FUSEPOP: A Multi-Modal Fusion with Mutual Information Weighting and Stacked Ensemble for Social Media Popularity Prediction
Applied Sciences (Switzerland), cilt.16, sa.9, 2026 (SCI-Expanded, Scopus)
- Yayın Türü: Makale / Tam Makale
- Cilt numarası: 16 Sayı: 9
- Basım Tarihi: 2026
- Doi Numarası: 10.3390/app16094160
- Dergi Adı: Applied Sciences (Switzerland)

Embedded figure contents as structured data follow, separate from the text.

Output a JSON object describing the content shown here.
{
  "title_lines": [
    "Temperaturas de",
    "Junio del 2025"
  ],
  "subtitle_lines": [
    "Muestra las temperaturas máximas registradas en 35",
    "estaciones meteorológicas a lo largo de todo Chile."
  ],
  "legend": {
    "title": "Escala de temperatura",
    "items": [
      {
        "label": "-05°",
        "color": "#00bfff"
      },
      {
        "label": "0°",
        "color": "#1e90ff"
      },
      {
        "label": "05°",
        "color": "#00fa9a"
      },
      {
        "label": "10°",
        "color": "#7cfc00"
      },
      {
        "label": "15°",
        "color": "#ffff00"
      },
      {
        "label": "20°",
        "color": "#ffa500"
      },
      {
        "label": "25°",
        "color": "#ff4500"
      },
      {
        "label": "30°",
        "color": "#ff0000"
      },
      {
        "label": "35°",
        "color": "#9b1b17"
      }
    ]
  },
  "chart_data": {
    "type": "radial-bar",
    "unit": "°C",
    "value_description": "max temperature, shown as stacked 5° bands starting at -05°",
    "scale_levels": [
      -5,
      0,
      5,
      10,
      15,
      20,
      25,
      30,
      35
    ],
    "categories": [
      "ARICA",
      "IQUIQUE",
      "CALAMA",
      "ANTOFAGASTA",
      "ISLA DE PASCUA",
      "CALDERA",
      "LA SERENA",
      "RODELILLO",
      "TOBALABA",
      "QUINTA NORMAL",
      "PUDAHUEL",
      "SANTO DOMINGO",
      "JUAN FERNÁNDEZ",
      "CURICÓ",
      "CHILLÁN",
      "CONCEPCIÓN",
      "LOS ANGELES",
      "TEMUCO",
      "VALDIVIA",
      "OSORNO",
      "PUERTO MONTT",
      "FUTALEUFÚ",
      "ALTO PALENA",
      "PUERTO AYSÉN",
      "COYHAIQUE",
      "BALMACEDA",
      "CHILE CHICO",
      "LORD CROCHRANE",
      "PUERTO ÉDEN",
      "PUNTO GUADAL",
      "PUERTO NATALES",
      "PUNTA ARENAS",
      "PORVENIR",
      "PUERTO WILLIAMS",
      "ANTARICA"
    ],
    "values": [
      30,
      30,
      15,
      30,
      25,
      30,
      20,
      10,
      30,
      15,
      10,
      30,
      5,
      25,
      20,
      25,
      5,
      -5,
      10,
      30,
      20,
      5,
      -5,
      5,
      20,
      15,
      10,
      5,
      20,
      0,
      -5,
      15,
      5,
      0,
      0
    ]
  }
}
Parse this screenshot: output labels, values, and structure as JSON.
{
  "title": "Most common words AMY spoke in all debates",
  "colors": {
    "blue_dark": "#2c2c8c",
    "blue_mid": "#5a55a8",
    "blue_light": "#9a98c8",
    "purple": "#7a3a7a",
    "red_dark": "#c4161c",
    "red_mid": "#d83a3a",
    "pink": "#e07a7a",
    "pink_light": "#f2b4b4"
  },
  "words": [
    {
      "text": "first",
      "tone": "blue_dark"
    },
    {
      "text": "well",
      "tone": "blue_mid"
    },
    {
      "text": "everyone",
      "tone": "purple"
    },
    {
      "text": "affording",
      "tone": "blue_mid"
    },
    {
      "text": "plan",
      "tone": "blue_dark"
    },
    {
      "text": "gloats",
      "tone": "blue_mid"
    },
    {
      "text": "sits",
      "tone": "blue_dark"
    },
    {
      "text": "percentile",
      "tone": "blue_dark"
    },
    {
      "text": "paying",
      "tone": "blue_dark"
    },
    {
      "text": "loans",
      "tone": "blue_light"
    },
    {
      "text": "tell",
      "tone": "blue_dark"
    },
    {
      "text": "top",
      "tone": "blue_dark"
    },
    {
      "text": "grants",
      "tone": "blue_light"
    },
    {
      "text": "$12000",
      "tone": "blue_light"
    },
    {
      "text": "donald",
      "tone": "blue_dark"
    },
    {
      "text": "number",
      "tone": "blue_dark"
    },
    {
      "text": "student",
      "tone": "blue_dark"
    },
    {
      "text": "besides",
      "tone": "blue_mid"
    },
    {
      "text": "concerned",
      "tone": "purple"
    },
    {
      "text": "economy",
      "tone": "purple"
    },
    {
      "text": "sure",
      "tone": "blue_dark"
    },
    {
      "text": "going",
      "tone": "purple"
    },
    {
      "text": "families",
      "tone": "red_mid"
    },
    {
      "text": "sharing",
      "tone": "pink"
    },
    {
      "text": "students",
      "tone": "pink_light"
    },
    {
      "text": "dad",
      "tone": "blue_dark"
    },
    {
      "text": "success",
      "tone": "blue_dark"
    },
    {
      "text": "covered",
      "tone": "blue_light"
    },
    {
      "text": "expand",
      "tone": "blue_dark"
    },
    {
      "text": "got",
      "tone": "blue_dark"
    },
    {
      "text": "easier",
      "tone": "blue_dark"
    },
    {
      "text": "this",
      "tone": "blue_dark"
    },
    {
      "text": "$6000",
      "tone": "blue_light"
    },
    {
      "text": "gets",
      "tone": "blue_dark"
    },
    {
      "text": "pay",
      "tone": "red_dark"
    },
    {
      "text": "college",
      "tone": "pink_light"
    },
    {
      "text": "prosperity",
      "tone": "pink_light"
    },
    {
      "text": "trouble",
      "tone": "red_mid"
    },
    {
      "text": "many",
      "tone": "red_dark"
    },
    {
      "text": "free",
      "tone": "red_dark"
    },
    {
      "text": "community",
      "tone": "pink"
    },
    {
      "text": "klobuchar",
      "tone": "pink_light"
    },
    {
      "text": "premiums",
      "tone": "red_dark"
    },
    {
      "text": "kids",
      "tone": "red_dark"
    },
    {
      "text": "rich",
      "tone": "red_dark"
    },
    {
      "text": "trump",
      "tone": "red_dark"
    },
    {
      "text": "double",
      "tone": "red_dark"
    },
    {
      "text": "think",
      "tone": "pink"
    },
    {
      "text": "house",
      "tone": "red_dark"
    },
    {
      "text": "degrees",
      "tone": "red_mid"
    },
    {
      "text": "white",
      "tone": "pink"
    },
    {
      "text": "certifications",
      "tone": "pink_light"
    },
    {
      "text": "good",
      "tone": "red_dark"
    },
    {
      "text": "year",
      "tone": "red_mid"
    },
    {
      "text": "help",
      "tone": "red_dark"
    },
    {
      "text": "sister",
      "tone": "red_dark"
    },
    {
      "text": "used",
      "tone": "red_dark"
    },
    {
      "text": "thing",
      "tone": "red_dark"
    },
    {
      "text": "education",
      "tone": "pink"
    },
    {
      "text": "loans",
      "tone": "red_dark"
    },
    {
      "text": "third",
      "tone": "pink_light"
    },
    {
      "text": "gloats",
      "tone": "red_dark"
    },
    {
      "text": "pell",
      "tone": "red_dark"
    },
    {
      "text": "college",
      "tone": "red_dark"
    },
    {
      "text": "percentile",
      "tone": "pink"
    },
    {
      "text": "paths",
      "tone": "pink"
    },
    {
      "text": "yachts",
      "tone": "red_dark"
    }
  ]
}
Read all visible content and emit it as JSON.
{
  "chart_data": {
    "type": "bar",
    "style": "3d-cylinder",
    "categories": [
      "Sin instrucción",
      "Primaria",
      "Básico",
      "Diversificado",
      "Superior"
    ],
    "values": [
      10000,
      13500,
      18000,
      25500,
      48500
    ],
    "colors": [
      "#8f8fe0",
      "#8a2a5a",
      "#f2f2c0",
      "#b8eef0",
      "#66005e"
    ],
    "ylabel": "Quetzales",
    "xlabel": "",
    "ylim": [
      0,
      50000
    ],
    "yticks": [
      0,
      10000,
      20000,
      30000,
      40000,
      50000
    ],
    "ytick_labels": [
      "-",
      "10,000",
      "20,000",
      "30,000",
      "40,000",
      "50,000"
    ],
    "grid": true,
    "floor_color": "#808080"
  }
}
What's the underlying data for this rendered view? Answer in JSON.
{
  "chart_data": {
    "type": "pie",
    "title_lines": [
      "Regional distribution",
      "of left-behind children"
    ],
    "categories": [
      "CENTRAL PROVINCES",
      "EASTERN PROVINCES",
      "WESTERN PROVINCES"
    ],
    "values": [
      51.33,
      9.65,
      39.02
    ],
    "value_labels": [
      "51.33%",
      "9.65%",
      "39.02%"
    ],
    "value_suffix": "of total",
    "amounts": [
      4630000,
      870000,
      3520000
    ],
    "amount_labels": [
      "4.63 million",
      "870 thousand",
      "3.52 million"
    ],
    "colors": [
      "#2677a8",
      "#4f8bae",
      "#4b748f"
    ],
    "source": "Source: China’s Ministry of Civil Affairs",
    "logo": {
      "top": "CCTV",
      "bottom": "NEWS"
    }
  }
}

- Derginin Tarandığı İndeksler: Science Citation Index Expanded (SCI-EXPANDED), Scopus, Compendex, INSPEC, Directory of Open Access Journals
- Anahtar Kelimeler: mutual information fusion, popularity detection, social media, stacked ensemble
- Gazi Üniversitesi Adresli: Evet
Özet
Short-form video content has gained importance as a popular form of digital media due to the rising popularity of social media platforms and the decreasing attention spans of consumers. However, a major obstacle to popularity detection in short-form content is the heterogeneous nature of the data, encompassing textual, visual, and metadata components. To tackle this challenge, we propose FUSEPOP, a robust multi-modal architecture. The proposed framework utilizes ResNet-50 for visual feature extraction and XLM-RoBERTa for encoding multilingual textual information. FUSEPOP employs a mutual information-based modality weighting mechanism with logarithmic smoothing and a 0.7 weight ceiling to balance contributions from each input stream. Furthermore, FUSEPOP implements a robust stacked generalization strategy trained via stratified 5-fold cross-validation. This approach utilizes a logistic regression meta-learner to dynamically synthesize predictions from random forest, XGBoost, and a neural network-based classifier. Experimental results show that this architecture significantly outperforms benchmark models, achieving an accuracy of 0.980 and an average F1-score of 0.964 on the feature configuration selected for this study, and remains competitive on a literature-aligned alternative configuration. These findings confirm that the proposed model successfully detects popularity on short-form social media content.